Our doc did abdomen scan on top of my tummy and still couldnt find anything. i was supposed to be 12 weeks pregnant but the sacks is nowhere to be found. So the doc calmly suggesting to do vaginal scan (bohooo) and wallaaaaa! there it was; the sack and the heartbeat. *cryblood*

So, hubs decided that, that doc will be our doc to deliver our baby. haha. See, how influential hubs in making most of the decisions. But i agreed with him there and then because after meeting few doctors that may be conventional in nature but felt really pessimistic to us, I liked the way our doc approached us. She was not intimidating or too quick making judgement. So i decided i need this kind of doctor through out my first pregnancy journey and Alhamdulillah i can say that we made a very good choice.

The whole pregnancy was okay so nothing to tell on that. My water broke at 37-38 weeks. Doctor checked vaginal opening previously and i already 2cm dilated if i was not mistaken. the next day my water broke and i was not so sure exactly what to do. We called both moms and both urged us to go to the hospital. We checked in at midnight and the midwives checked and it was still 2-3cm dilated. I had no contractions so I just slept well through the night.

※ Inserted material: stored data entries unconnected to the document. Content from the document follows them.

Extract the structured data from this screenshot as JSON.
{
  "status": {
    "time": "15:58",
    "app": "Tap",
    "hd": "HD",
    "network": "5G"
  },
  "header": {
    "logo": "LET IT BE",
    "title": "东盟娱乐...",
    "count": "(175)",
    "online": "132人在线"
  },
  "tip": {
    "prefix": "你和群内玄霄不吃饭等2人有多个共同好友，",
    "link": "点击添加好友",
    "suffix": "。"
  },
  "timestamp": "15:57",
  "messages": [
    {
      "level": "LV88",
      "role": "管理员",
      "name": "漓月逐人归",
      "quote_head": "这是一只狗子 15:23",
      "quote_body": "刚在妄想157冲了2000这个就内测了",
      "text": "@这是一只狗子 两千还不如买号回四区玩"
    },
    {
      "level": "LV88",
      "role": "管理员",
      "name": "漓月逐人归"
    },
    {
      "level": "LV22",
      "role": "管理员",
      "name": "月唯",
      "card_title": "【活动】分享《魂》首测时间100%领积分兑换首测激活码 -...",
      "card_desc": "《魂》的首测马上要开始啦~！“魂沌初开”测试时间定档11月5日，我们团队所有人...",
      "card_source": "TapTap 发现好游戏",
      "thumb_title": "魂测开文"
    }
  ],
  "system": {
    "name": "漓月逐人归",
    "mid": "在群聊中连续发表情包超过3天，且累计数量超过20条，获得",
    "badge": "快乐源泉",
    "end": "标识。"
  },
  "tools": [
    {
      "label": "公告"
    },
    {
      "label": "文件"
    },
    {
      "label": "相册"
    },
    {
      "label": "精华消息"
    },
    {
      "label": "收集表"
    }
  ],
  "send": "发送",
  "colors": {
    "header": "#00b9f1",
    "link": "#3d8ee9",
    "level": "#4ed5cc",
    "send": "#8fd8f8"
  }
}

Came morning, I was sent to labour room and doc came to check on me and i still had no contractions. Doctor suggested to go for induce because my water broke for more than 12 hours and i must deliver the baby before it reached 24 hours after my water broke. Apparently, once your water broke, chances for the baby to get infections is very high.

So i get induced directly from the drip around afternoon and contraction came likes crazy. The good thing is the doctor already mentioned that she dont mind for me to walk around or squatting and jalan itik. hahaha. So instead of laying down, i got to walk around. but that only lasted about one hour and after that the contraction was super painful. and everytime the midwives came to check, i did not dilated much. 1 cm per hour will not worked for me, i dont think i can handle it much longer. I was ready for cesarean.

Hubs predicted i will deliver around 5pm in the evening but i was only 7cm dilated by then. It was too painful. Even previously the doctor always said that i was kinda tough handling the pain (when she did vaginal checking, i was so calm) but not this one. The doctor came around 5.30 and said i was almost 10cm dilated and can start pushing (yeayy!)

All nurses cheered around me. Hubs was on my side, looking over me and the birthing process. I had a flu so my breath was short. It took me about 4-5 pushes when finally the baby came through. Phewwwwww, such a relief really. The pain stopped immediately. Here came my 3.7kg baby!

Many said the sewing (not sure the right word) is painful but it wasnt really for me. I think the contractions are the most painful; it was as if my body was going to split into two.